Key Chart (Daily)
The market is in a daily short countertrend within the weekly and daily long trend.
Upon a close above this daily short countertrend’s impulse base, the market is back in sync with the weekly, and the next target is the weekly/daily breakdown aligned with the weekly/daily target Fibonacci 138.2 zone.
Key Fundamentals
The soybean market is currently navigating global production shifts, trade tensions, and policy uncertainties. As of February 2025, soybeans are trading at $1,025.85 per bushel, with analysts predicting price stabilization in the coming months (Trading Economics).
Key Factors
Global Production Trends:
Brazil, the world’s top soybean producer, is slowing planting expansion due to shrinking profit margins and low global prices. Despite this, global soybean stocks are projected to hit record highs, largely driven by Brazil’s production (Reuters).
Trade Dynamics:
Chinese buyers are increasingly favoring Brazilian soybeans over U.S. soybeans, mainly due to concerns over U.S. import tariffs and cheaper Brazilian prices. In Q1 2024, Brazil accounted for 54% of China’s soybean imports, while the U.S. share dropped to 38% (Reuters).
Policy Developments:
The U.S. soybean sector faces uncertainty as President Donald Trump’s administration considers new trade policies. Potential tariffs on imports—particularly from China—could reshape global trade flows, worrying U.S. farmers about their market share (Reuters).
Market Outlook:
Despite strong recent U.S. soybean sales, total exports remain at a five-year low. Additionally, China’s purchases of U.S. soybeans are at their lowest level in 19 years outside of the 2018 trade war.

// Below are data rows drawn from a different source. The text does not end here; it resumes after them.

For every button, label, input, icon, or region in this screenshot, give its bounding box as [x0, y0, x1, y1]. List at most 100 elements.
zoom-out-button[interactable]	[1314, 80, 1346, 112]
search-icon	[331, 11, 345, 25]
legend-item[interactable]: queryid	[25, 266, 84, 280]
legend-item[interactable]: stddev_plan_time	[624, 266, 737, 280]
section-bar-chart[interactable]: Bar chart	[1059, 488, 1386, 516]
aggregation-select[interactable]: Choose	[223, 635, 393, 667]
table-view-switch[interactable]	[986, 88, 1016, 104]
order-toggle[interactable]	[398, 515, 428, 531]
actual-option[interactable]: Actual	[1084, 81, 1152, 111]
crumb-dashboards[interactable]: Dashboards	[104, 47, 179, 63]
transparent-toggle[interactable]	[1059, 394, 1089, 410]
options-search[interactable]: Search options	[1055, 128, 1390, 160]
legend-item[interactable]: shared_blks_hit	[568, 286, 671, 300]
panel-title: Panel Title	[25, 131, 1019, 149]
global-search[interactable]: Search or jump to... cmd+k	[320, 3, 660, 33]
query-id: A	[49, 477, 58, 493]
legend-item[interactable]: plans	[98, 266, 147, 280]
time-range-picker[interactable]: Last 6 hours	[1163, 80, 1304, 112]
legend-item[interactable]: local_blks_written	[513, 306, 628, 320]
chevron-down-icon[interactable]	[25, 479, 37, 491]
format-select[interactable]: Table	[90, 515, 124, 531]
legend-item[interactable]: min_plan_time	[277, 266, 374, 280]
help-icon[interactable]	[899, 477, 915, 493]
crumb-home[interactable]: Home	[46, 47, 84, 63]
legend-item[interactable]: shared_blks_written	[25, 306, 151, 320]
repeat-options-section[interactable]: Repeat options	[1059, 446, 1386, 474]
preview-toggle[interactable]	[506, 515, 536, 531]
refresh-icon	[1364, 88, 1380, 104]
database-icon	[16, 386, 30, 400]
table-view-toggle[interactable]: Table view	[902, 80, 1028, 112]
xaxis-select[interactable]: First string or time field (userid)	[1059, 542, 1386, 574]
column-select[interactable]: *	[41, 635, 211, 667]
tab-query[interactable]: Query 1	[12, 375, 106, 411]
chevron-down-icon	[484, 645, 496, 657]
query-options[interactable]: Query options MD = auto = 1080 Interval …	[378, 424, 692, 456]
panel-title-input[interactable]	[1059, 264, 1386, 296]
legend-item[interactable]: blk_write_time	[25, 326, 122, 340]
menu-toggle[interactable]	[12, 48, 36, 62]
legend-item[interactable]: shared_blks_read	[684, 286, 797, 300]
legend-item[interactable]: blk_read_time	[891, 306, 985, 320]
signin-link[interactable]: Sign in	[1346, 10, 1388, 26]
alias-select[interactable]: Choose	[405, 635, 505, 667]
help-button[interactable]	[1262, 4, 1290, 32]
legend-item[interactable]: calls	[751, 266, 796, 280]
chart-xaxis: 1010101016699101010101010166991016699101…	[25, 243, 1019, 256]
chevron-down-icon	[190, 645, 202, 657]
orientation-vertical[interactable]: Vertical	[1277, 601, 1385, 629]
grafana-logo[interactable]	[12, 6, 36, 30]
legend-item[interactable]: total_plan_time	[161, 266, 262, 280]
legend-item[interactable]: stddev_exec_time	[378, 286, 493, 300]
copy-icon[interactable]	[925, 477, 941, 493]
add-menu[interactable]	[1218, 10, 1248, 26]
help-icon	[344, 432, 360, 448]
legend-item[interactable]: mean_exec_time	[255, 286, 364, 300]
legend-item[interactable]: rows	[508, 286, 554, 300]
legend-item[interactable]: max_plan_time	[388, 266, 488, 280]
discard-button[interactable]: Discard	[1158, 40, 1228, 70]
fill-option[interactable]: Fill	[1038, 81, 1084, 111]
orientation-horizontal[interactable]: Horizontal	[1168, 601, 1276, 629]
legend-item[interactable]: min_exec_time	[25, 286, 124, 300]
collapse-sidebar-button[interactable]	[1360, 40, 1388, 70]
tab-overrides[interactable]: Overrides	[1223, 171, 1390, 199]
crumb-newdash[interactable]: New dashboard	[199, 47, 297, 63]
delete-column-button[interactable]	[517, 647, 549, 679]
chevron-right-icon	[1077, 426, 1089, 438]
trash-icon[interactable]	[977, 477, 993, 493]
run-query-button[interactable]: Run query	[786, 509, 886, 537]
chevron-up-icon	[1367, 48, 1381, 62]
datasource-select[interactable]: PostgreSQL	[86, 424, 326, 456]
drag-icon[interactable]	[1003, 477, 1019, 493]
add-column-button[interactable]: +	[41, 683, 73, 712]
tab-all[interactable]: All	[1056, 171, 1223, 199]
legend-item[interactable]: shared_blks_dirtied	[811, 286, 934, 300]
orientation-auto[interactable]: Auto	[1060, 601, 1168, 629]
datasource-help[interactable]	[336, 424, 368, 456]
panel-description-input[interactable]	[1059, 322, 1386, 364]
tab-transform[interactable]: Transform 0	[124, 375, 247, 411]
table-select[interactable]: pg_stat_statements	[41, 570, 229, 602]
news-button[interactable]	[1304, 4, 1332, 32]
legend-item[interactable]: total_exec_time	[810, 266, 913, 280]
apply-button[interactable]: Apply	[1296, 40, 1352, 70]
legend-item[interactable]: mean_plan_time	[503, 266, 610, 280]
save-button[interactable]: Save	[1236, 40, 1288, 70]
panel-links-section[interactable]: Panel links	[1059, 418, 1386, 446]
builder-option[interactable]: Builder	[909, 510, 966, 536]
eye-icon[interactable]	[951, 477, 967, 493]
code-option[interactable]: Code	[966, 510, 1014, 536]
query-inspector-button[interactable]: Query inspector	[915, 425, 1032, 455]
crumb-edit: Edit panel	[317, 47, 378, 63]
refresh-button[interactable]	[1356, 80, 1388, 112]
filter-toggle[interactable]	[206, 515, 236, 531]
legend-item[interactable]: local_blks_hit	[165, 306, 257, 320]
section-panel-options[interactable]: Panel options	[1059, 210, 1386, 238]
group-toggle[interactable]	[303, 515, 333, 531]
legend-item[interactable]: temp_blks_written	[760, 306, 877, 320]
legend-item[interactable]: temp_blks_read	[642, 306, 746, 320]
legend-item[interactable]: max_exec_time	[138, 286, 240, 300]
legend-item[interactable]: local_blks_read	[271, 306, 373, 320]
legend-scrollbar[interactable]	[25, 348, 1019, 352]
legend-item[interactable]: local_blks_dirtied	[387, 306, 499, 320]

Logistics challenges, including low water levels on the Mississippi River, have further disrupted exports (Reuters).
Actionable Insights
Bullish Case:
U.S. Domestic Processing Growth: If tariffs on vegetable oil imports are imposed, the U.S. crushing industry could benefit, strengthening domestic soybean demand (Reuters).
Increased Biofuel Demand: Growing biofuel sector reliance on soybean oil could support prices, offering alternative revenue streams for farmers.
Bearish Case:
China’s Shift Away from U.S. Soybeans: China’s long-term diversification strategy toward Brazilian soybeans could permanently reduce U.S. market share, leading to lower prices (Reuters).
Global Supply Surplus: Oversupply concerns due to record-high global soybean stocks—driven by Brazil’s high output—may further weigh on prices (Reuters).